Sunday, May 9, 2010

It's all About the Shoes

May is a crazy month. It is full of end of the school year events and celebrations. In the case of my two daughters, it meant a Spring Concert. Each of my children play instruments and had a singing solo. It was a time to REJOICE! Ok, maybe not so much when my life is so crazy.

One thing about Concerts at school, it means a specific outfit. White shirt, black pants, and black shoes. I swear I saw flyers with a forgiveness on the dark shoes. I acted on this assumption. In my house,(other than me) there are not many shoes. The girls have sneakers and a slip on shoe. That is it! (ok, besides snow boots, which we won't need in Tennessee) Anyway, the dress shoes for concerts are always a problem.

Thankfully, I usually have gifts or hand me down shoes to handle this situation. On this particular day, I had more than one problem. It was warm. Warm or hot means shorts. We don't have BLACK uniform, dressy, skorts, or skirts.

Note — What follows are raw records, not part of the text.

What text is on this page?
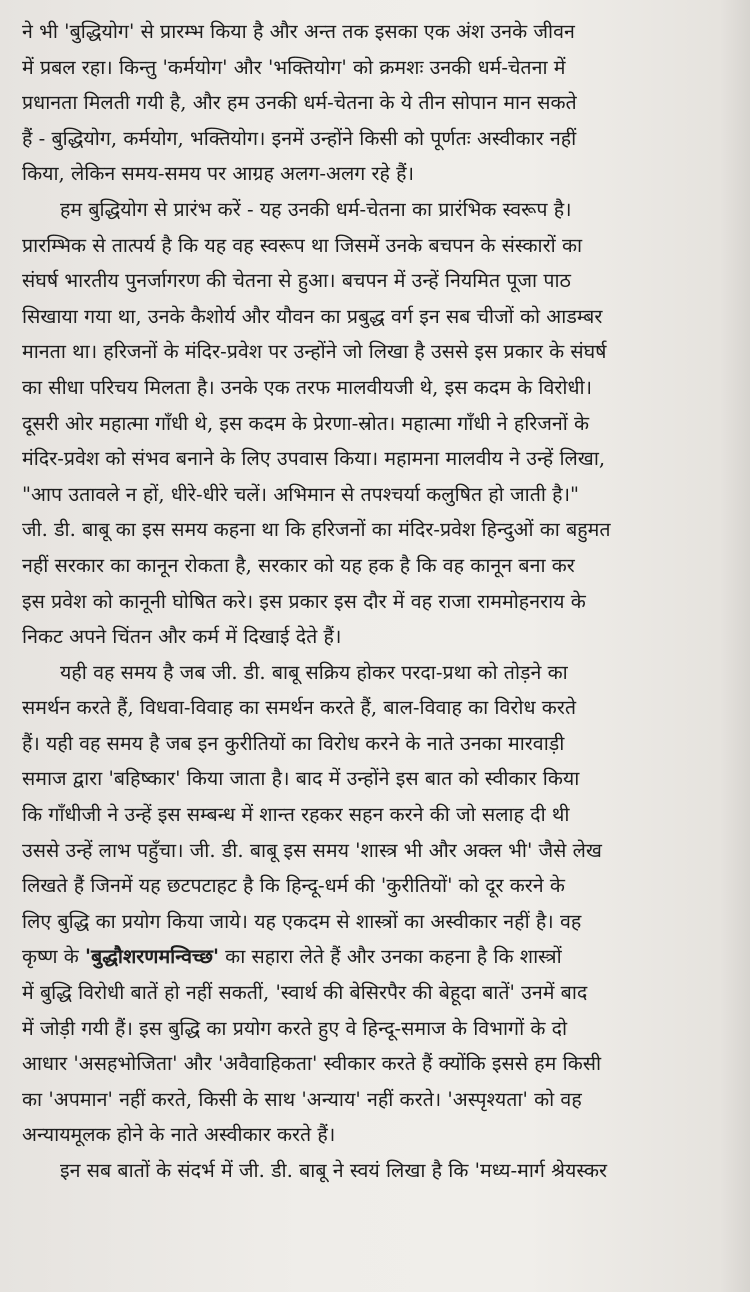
ने भी 'बुद्धियोग' से प्रारम्भ किया है और अन्त तक इसका एक अंश उनके जीवन
में प्रबल रहा। किन्तु 'कर्मयोग' और 'भक्तियोग' को क्रमशः उनकी धर्म-चेतना में
प्रधानता मिलती गयी है, और हम उनकी धर्म-चेतना के ये तीन सोपान मान सकते
हैं - बुद्धियोग, कर्मयोग, भक्तियोग। इनमें उन्होंने किसी को पूर्णतः अस्वीकार नहीं
किया, लेकिन समय-समय पर आग्रह अलग-अलग रहे हैं।
हम बुद्धियोग से प्रारंभ करें - यह उनकी धर्म-चेतना का प्रारंभिक स्वरूप है।
प्रारम्भिक से तात्पर्य है कि यह वह स्वरूप था जिसमें उनके बचपन के संस्कारों का
संघर्ष भारतीय पुनर्जागरण की चेतना से हुआ। बचपन में उन्हें नियमित पूजा पाठ
सिखाया गया था, उनके कैशोर्य और यौवन का प्रबुद्ध वर्ग इन सब चीजों को आडम्बर
मानता था। हरिजनों के मंदिर-प्रवेश पर उन्होंने जो लिखा है उससे इस प्रकार के संघर्ष
का सीधा परिचय मिलता है। उनके एक तरफ मालवीयजी थे, इस कदम के विरोधी।
दूसरी ओर महात्मा गाँधी थे, इस कदम के प्रेरणा-स्रोत। महात्मा गाँधी ने हरिजनों के
मंदिर-प्रवेश को संभव बनाने के लिए उपवास किया। महामना मालवीय ने उन्हें लिखा,
"आप उतावले न हों, धीरे-धीरे चलें। अभिमान से तपश्चर्या कलुषित हो जाती है।"
जी. डी. बाबू का इस समय कहना था कि हरिजनों का मंदिर-प्रवेश हिन्दुओं का बहुमत
नहीं सरकार का कानून रोकता है, सरकार को यह हक है कि वह कानून बना कर
इस प्रवेश को कानूनी घोषित करे। इस प्रकार इस दौर में वह राजा राममोहनराय के
निकट अपने चिंतन और कर्म में दिखाई देते हैं।
यही वह समय है जब जी. डी. बाबू सक्रिय होकर परदा-प्रथा को तोड़ने का
समर्थन करते हैं, विधवा-विवाह का समर्थन करते हैं, बाल-विवाह का विरोध करते
हैं। यही वह समय है जब इन कुरीतियों का विरोध करने के नाते उनका मारवाड़ी
समाज द्वारा 'बहिष्कार' किया जाता है। बाद में उन्होंने इस बात को स्वीकार किया
कि गाँधीजी ने उन्हें इस सम्बन्ध में शान्त रहकर सहन करने की जो सलाह दी थी
उससे उन्हें लाभ पहुँचा। जी. डी. बाबू इस समय 'शास्त्र भी और अक्ल भी' जैसे लेख
लिखते हैं जिनमें यह छटपटाहट है कि हिन्दू-धर्म की 'कुरीतियों' को दूर करने के
लिए बुद्धि का प्रयोग किया जाये। यह एकदम से शास्त्रों का अस्वीकार नहीं है। वह
कृष्ण के 'बुद्धौशरणमन्विच्छ' का सहारा लेते हैं और उनका कहना है कि शास्त्रों
में बुद्धि विरोधी बातें हो नहीं सकतीं, 'स्वार्थ की बेसिरपैर की बेहूदा बातें' उनमें बाद
में जोड़ी गयी हैं। इस बुद्धि का प्रयोग करते हुए वे हिन्दू-समाज के विभागों के दो
आधार 'असहभोजिता' और 'अवैवाहिकता' स्वीकार करते हैं क्योंकि इससे हम किसी
का 'अपमान' नहीं करते, किसी के साथ 'अन्याय' नहीं करते। 'अस्पृश्यता' को वह
अन्यायमूलक होने के नाते अस्वीकार करते हैं।
इन सब बातों के संदर्भ में जी. डी. बाबू ने स्वयं लिखा है कि 'मध्य-मार्ग श्रेयस्कर
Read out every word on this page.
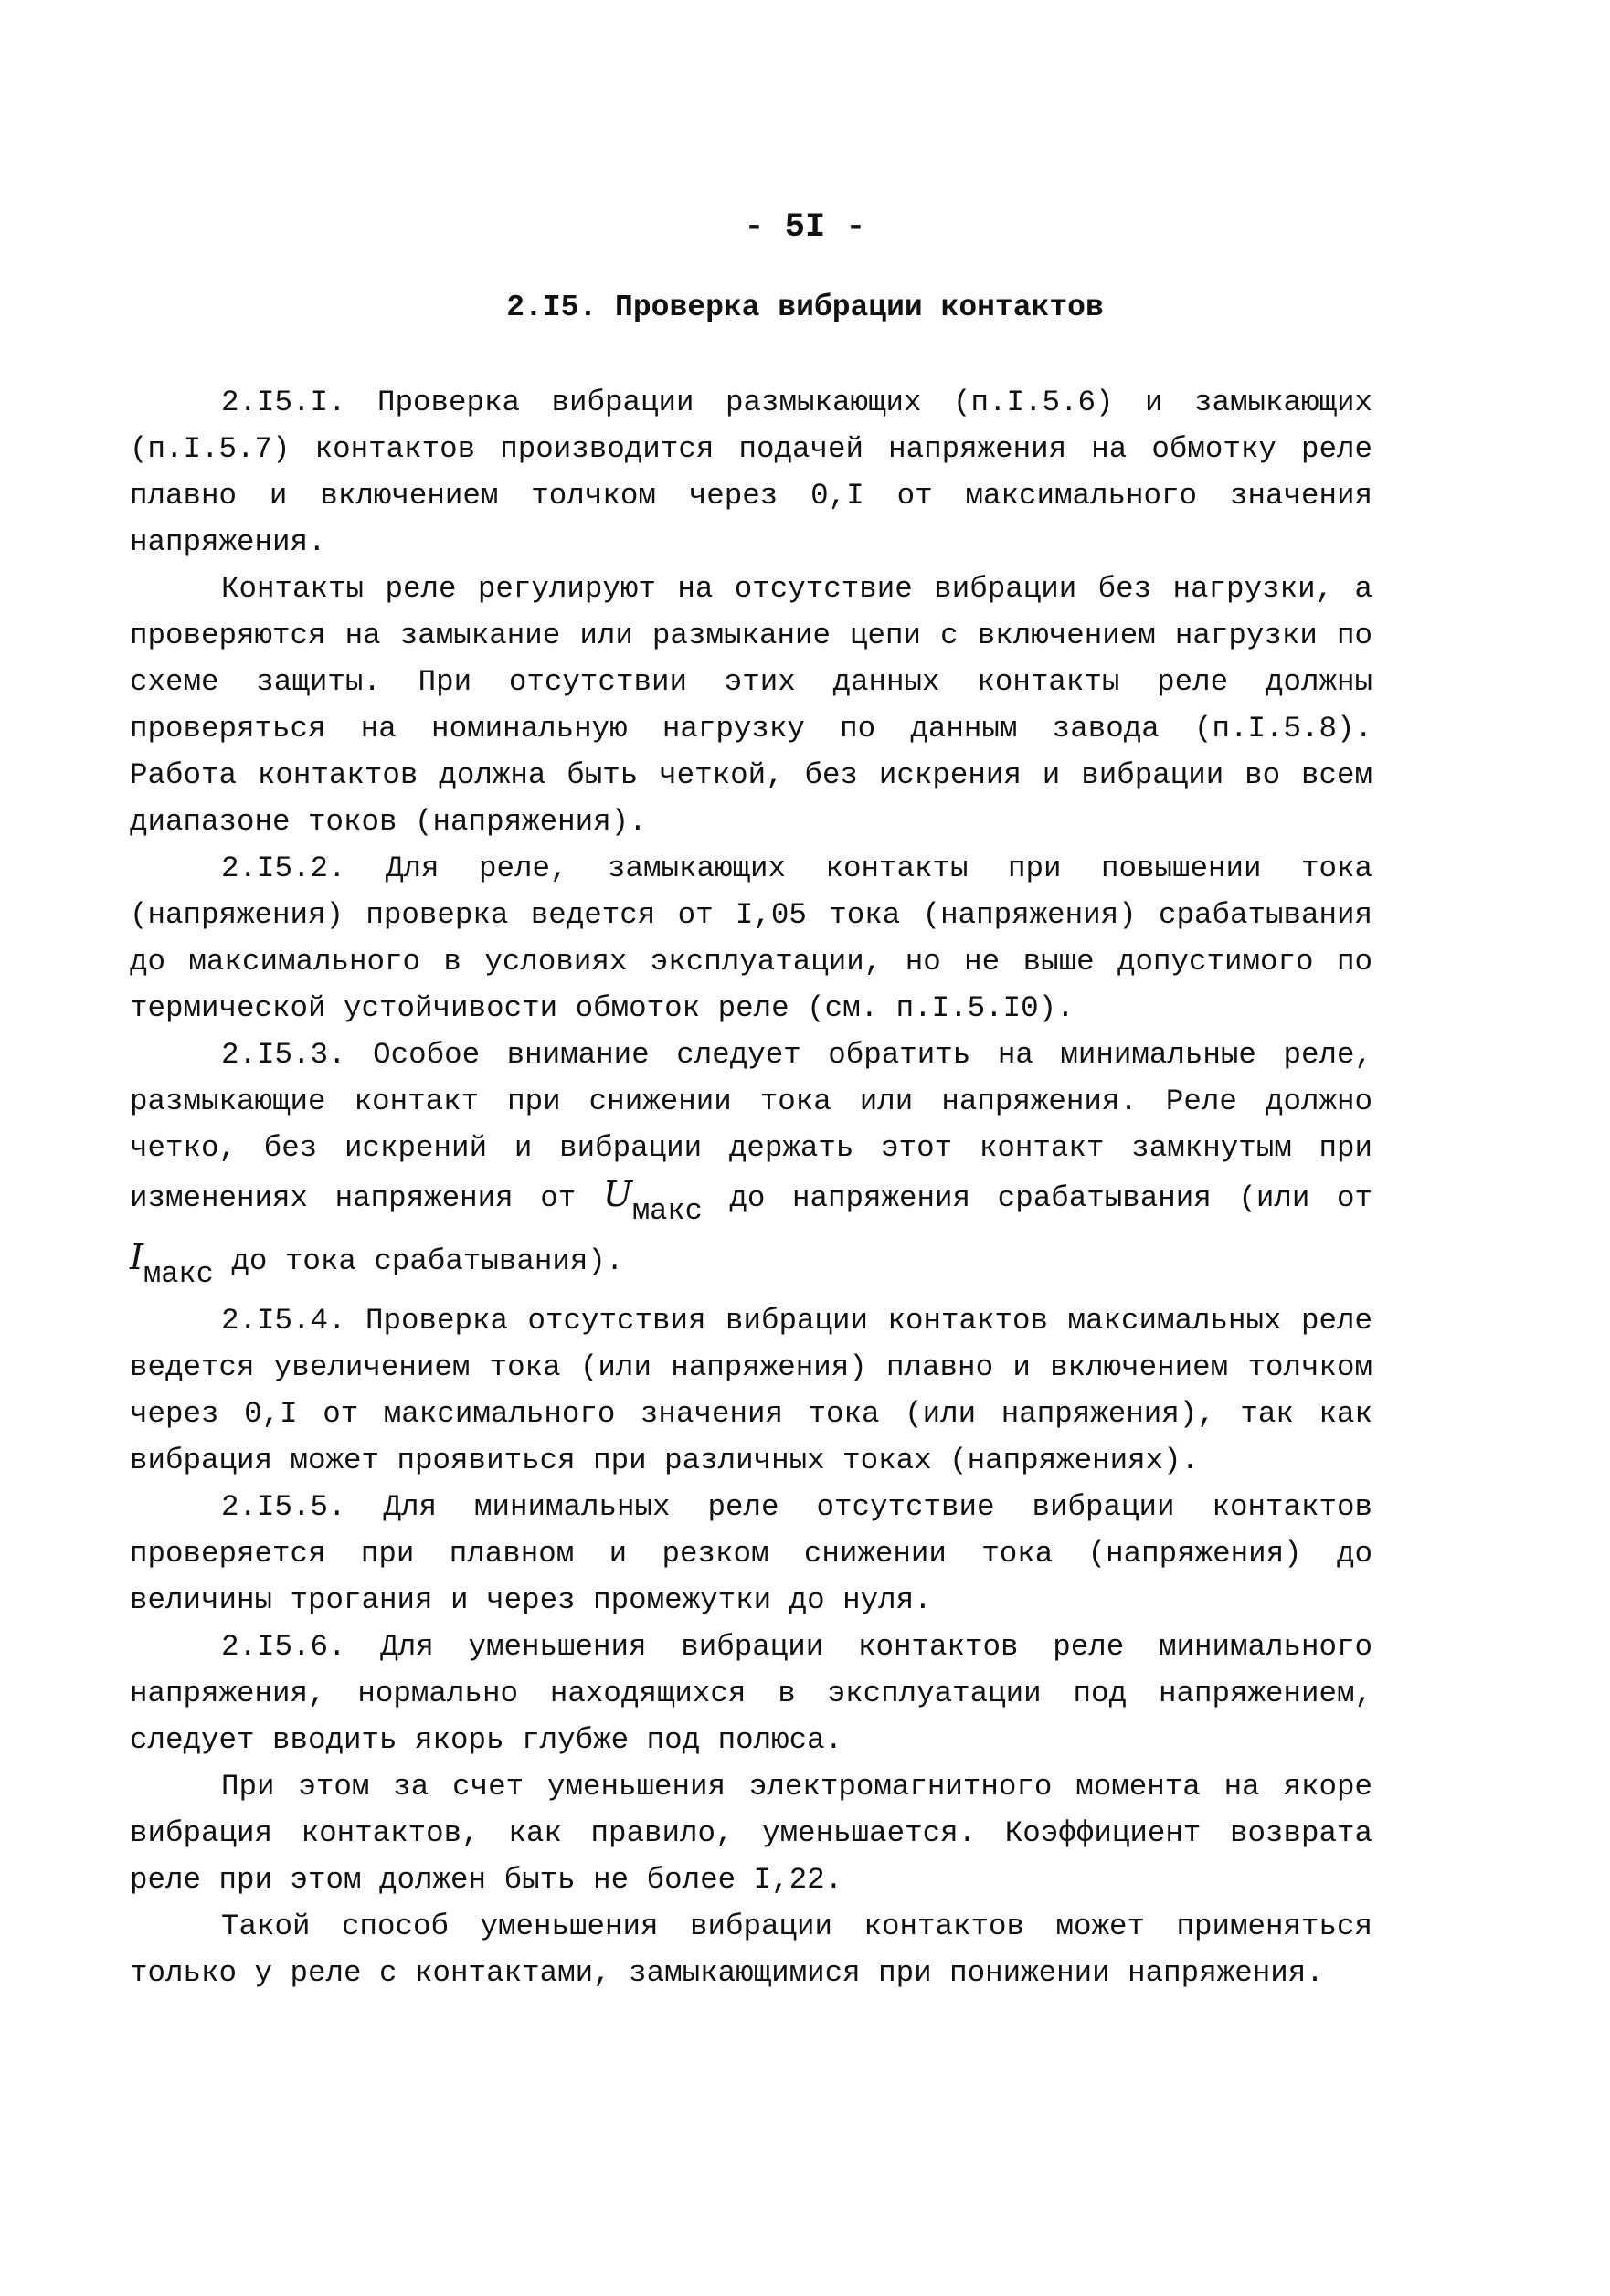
- 5I -
2.I5. Проверка вибрации контактов

2.I5.I. Проверка вибрации размыкающих (п.I.5.6) и замыкающих (п.I.5.7) контактов производится подачей напряжения на обмотку реле плавно и включением толчком через 0,I от максимального значения напряжения.

Контакты реле регулируют на отсутствие вибрации без нагрузки, а проверяются на замыкание или размыкание цепи с включением нагрузки по схеме защиты. При отсутствии этих данных контакты реле должны проверяться на номинальную нагрузку по данным завода (п.I.5.8). Работа контактов должна быть четкой, без искрения и вибрации во всем диапазоне токов (напряжения).

2.I5.2. Для реле, замыкающих контакты при повышении тока (напряжения) проверка ведется от I,05 тока (напряжения) срабатывания до максимального в условиях эксплуатации, но не выше допустимого по термической устойчивости обмоток реле (см. п.I.5.I0).

2.I5.3. Особое внимание следует обратить на минимальные реле, размыкающие контакт при снижении тока или напряжения. Реле должно четко, без искрений и вибрации держать этот контакт замкнутым при изменениях напряжения от $U_{макс}$ до напряжения срабатывания (или от $I_{макс}$ до тока срабатывания).

2.I5.4. Проверка отсутствия вибрации контактов максимальных реле ведется увеличением тока (или напряжения) плавно и включением толчком через 0,I от максимального значения тока (или напряжения), так как вибрация может проявиться при различных токах (напряжениях).

2.I5.5. Для минимальных реле отсутствие вибрации контактов проверяется при плавном и резком снижении тока (напряжения) до величины трогания и через промежутки до нуля.

2.I5.6. Для уменьшения вибрации контактов реле минимального напряжения, нормально находящихся в эксплуатации под напряжением, следует вводить якорь глубже под полюса.

При этом за счет уменьшения электромагнитного момента на якоре вибрация контактов, как правило, уменьшается. Коэффициент возврата реле при этом должен быть не более I,22.

Такой способ уменьшения вибрации контактов может применяться только у реле с контактами, замыкающимися при понижении напряжения.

We draw on older stuff, that is perhaps smaller. You must remember my children tend to keep getting taller not bigger anywhere else, allowing them to hold onto clothes for many years. The skirts we wear are passable, but shorter than fingertip length. (unless you are my eldest daughter who insists if she puts her shoulders back it is fine) We get dressed and all seems well. BUT, there is still the matter of SHOES.

I get my coffee and we dig into the shoe tub. My youngest seems happy with white sandals.(I KNOW not black, but I REMEMBER reading it was ok) My eldest finds black sandals that are from the Hand Me Down Chain. I saved them because they were black. They do have heels but oh well, I am desperate. My eldest daughter puts the shoes on, she REALLY likes them.

I look at her for a moment. She has a maturing girl body, a SHORT black skirt, and black heels. I think that if I give her a floppy hat, paint her nails and give her makeup, she could be the Jodie Foster character from "Taxi Driver".

"No Way", I say. "You can have THOSE shoes and navy blue capris OR that skirt and different shoes."

She does not stop to think. "I will go change." she says as she races upstairs (as fast as those heels will allow) She looks much better when I see her next. I breath easier. The school will not think I am a bad parent (at least not for how my child is dressed) and she gets to feel more "grown up". Right now, being more "teen" or "grown up" is how my daughter wants to feel.

I feel like adulthood for her and all the nonsense that comes with it is swirling down on us fast and furious, like a tornado, OR just like this doggone move to Tennessee.